Lina da
Venda, como se conhecia Bertolina Maltagliata, não era dona da venda. O pequeno
armazém era do pai, filho de colonos que deixaram o Veneto nos fins do Século
XIX. Encostado por conta de mijacão deformante, o vendeiro Oreste Maltagliato
delegou os quefazeres do comércio a Lina, que virou Lina da Venda. Assim e como cismasse um vago parentesco com Santa Catarina de Siena, tornou-se uma beata irredutível, daquelas que comem e bebem milagres e divindades, encharcada de uma religiosidade a todos os títulos patológica. Até na venda.
Lá, enfeitava paredes e prateleiras com santinhos, cópias de orações a isso e àquilo, cruzes e imagens, os
quais louvava melosa e demoradamente quando a vendinha estava vazia e antes de aviar
os pedidos da freguesia. Um quilo de café?, dois quilos de fubá?, meio quilo de
cebolas? – sim, ela tinha; só que antes de entregar a mercadoria ao freguês,
este era instado a rezar com ela; conforme a lua, era obrigado a cantar
ladainhas e “oremus” - o cliente, constrangido, meio em bocca chiusa, ela aos berros. Enfim, era a única venda do lugar; fazer
o quê?
Com o tempo o fervor religioso da Lina não se limitava às
quatro paredes da vendinha, mas voava aos quatro ventos; em casa, na rua, nas
casas que visitava e, claro – agora em tremeliques repicados – na igreja. E numa
rezação sem fim, a cantoria desenfreada, Lina só dava descanso à boca quando
dormia. Mas nem sempre: durante o sono vinham-lhe querubins e serafins,
vestidos de rosicler, surgidos em meio às névoas da madrugada, com quais ela
rezava e cantava as costumeiras latomias. Eventualmente, era freqüentada por
íncubos, seres noturnos que lhe vinham acochar; nessas noites o sonho virava
pesadelo, ela se debatendo entre o horror à luxúria e os reclamos da tesão,
para depois se acasalar com o ente maligno, uivando no embate do coito
enfezado. Aí seus cantos eram os do orgasmo copioso, berrados em meio a
grunhidos arfantes e rilhar de dentes.
O padre local, a pedido família,
dos moradores da vila e por si mesmo, tentara, sem êxito, aplacar-lhe o furor
religioso: – Baixa o facho, Lina! Exageros não são do plano de Deus! Exageros
viram manias e manias deságuam em doenças, algumas sem cura – ele aconselhava.

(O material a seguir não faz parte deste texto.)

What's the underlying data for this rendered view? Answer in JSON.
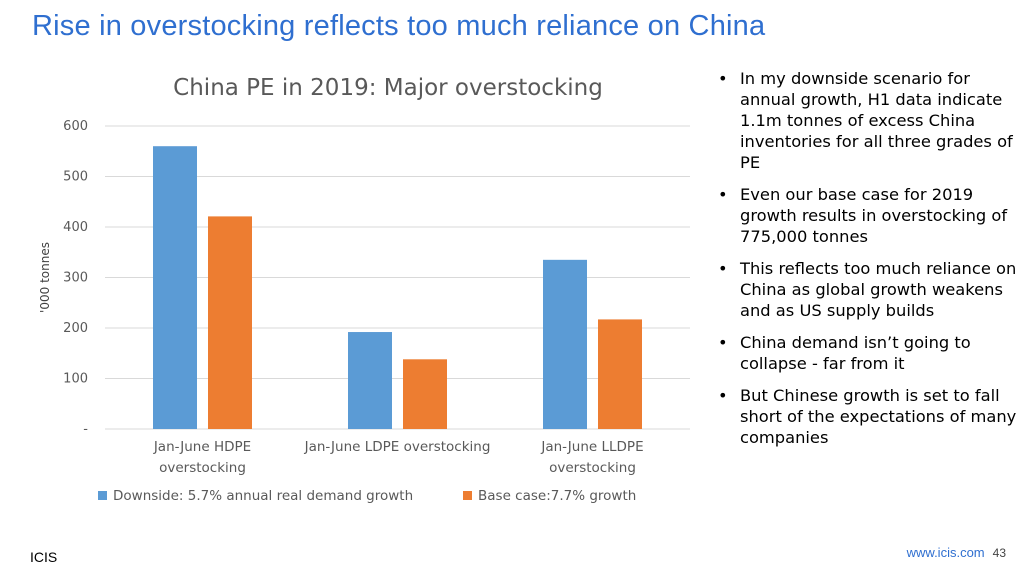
{
  "slide": {
    "title": "Rise in overstocking reflects too much reliance on China",
    "footer_left": "ICIS",
    "footer_url": "www.icis.com",
    "page_number": "43"
  },
  "bullets": [
    "In my downside scenario for annual growth, H1 data indicate 1.1m tonnes of excess China inventories for all three grades of PE",
    "Even our base case for 2019 growth results in overstocking of 775,000 tonnes",
    "This reflects too much reliance on China as global growth weakens and as US supply builds",
    "China demand isn’t going to collapse -  far from it",
    "But Chinese growth is set to fall short of the expectations of many companies"
  ],
  "chart_data": {
    "type": "bar",
    "title": "China PE in 2019: Major overstocking",
    "xlabel": "",
    "ylabel": "'000 tonnes",
    "ylim": [
      0,
      600
    ],
    "yticks": [
      0,
      100,
      200,
      300,
      400,
      500,
      600
    ],
    "ytick_labels": [
      "-",
      "100",
      "200",
      "300",
      "400",
      "500",
      "600"
    ],
    "grid": true,
    "legend_position": "bottom",
    "categories": [
      [
        "Jan-June HDPE",
        "overstocking"
      ],
      [
        "Jan-June LDPE overstocking"
      ],
      [
        "Jan-June LLDPE",
        "overstocking"
      ]
    ],
    "series": [
      {
        "name": "Downside: 5.7% annual real demand growth",
        "color": "#5B9BD5",
        "values": [
          560,
          192,
          335
        ]
      },
      {
        "name": "Base case:7.7% growth",
        "color": "#ED7D31",
        "values": [
          421,
          138,
          217
        ]
      }
    ]
  }
}
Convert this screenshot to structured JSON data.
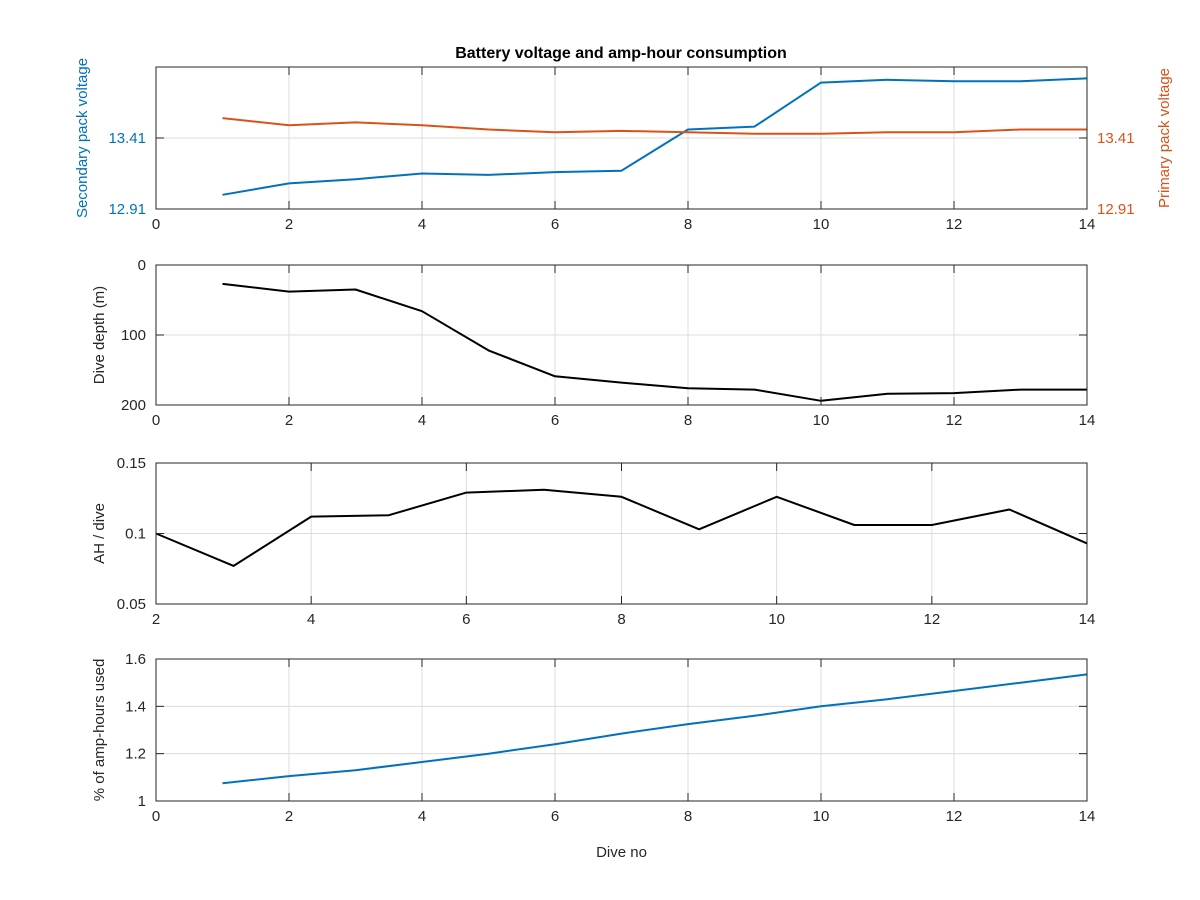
{
  "title": "Battery voltage and amp-hour consumption",
  "colors": {
    "secondary": "#0072BD",
    "primary": "#D95319",
    "black": "#000000"
  },
  "chart_data": [
    {
      "type": "line",
      "ylabel": "Secondary pack voltage",
      "y2label": "Primary pack voltage",
      "xlim": [
        0,
        14
      ],
      "xticks": [
        0,
        2,
        4,
        6,
        8,
        10,
        12,
        14
      ],
      "ylim": [
        12.91,
        13.91
      ],
      "yticks": [
        12.91,
        13.41
      ],
      "y2lim": [
        12.91,
        13.91
      ],
      "y2ticks": [
        12.91,
        13.41
      ],
      "grid": true,
      "series": [
        {
          "axis": "left",
          "color": "secondary",
          "x": [
            1,
            2,
            3,
            4,
            5,
            6,
            7,
            8,
            9,
            10,
            11,
            12,
            13,
            14
          ],
          "y": [
            13.01,
            13.09,
            13.12,
            13.16,
            13.15,
            13.17,
            13.18,
            13.47,
            13.49,
            13.8,
            13.82,
            13.81,
            13.81,
            13.83
          ]
        },
        {
          "axis": "right",
          "color": "primary",
          "x": [
            1,
            2,
            3,
            4,
            5,
            6,
            7,
            8,
            9,
            10,
            11,
            12,
            13,
            14
          ],
          "y": [
            13.55,
            13.5,
            13.52,
            13.5,
            13.47,
            13.45,
            13.46,
            13.45,
            13.44,
            13.44,
            13.45,
            13.45,
            13.47,
            13.47
          ]
        }
      ]
    },
    {
      "type": "line",
      "ylabel": "Dive depth (m)",
      "y_reversed": true,
      "xlim": [
        0,
        14
      ],
      "xticks": [
        0,
        2,
        4,
        6,
        8,
        10,
        12,
        14
      ],
      "ylim": [
        0,
        200
      ],
      "yticks": [
        0,
        100,
        200
      ],
      "grid": true,
      "series": [
        {
          "color": "black",
          "x": [
            1,
            2,
            3,
            4,
            5,
            6,
            7,
            8,
            9,
            10,
            11,
            12,
            13,
            14
          ],
          "y": [
            27,
            38,
            35,
            66,
            122,
            159,
            168,
            176,
            178,
            194,
            184,
            183,
            178,
            178
          ]
        }
      ]
    },
    {
      "type": "line",
      "ylabel": "AH / dive",
      "xlim": [
        2,
        14
      ],
      "xticks": [
        2,
        4,
        6,
        8,
        10,
        12,
        14
      ],
      "ylim": [
        0.05,
        0.15
      ],
      "yticks": [
        0.05,
        0.1,
        0.15
      ],
      "grid": true,
      "series": [
        {
          "color": "black",
          "x": [
            2,
            3,
            4,
            5,
            6,
            7,
            8,
            9,
            10,
            11,
            12,
            13,
            14
          ],
          "y": [
            0.1,
            0.077,
            0.112,
            0.113,
            0.129,
            0.131,
            0.126,
            0.103,
            0.126,
            0.106,
            0.106,
            0.117,
            0.093
          ]
        }
      ]
    },
    {
      "type": "line",
      "ylabel": "% of amp-hours used",
      "xlabel": "Dive no",
      "xlim": [
        0,
        14
      ],
      "xticks": [
        0,
        2,
        4,
        6,
        8,
        10,
        12,
        14
      ],
      "ylim": [
        1,
        1.6
      ],
      "yticks": [
        1,
        1.2,
        1.4,
        1.6
      ],
      "grid": true,
      "series": [
        {
          "color": "secondary",
          "x": [
            1,
            2,
            3,
            4,
            5,
            6,
            7,
            8,
            9,
            10,
            11,
            12,
            13,
            14
          ],
          "y": [
            1.075,
            1.105,
            1.13,
            1.165,
            1.2,
            1.24,
            1.285,
            1.325,
            1.36,
            1.4,
            1.43,
            1.465,
            1.5,
            1.535
          ]
        }
      ]
    }
  ]
}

Quá! Cada manhã Lina cada dia surgia mais dominada. Acabou que na igreja, era como se
fosse uma sacerdotisa tresloucada. Escolhia os cânticos, entrecortava os
ofícios berrando hosanas e aleluias, inventava ritos e desautorizava o padre,
intervindo-lhe nos sermões para encaixar coisas que lhe pareciam de alto fervor. Ousava
cantar num Latim macarrônico, com especial devoção lingüística quando dava de
entoar o Tantum Ergo no kyrie ou o Ave
Verum Corpus na homilia, subvertendo a liturgia. Chegou ao cúmulo de, em
tarde de fervoroso Te Deum, interromper as rezas para situar Maria Madalena
como esposa de Calígula e proclamar Cleópatra a “a maior felatriz de Sodoma”. Decididamente, Lina endoidava a olhos vistos.
Corria o Advento. Lina, nas
agruras do climatério, surtou: deu de, ela sozinha, fazer a cena da Natividade.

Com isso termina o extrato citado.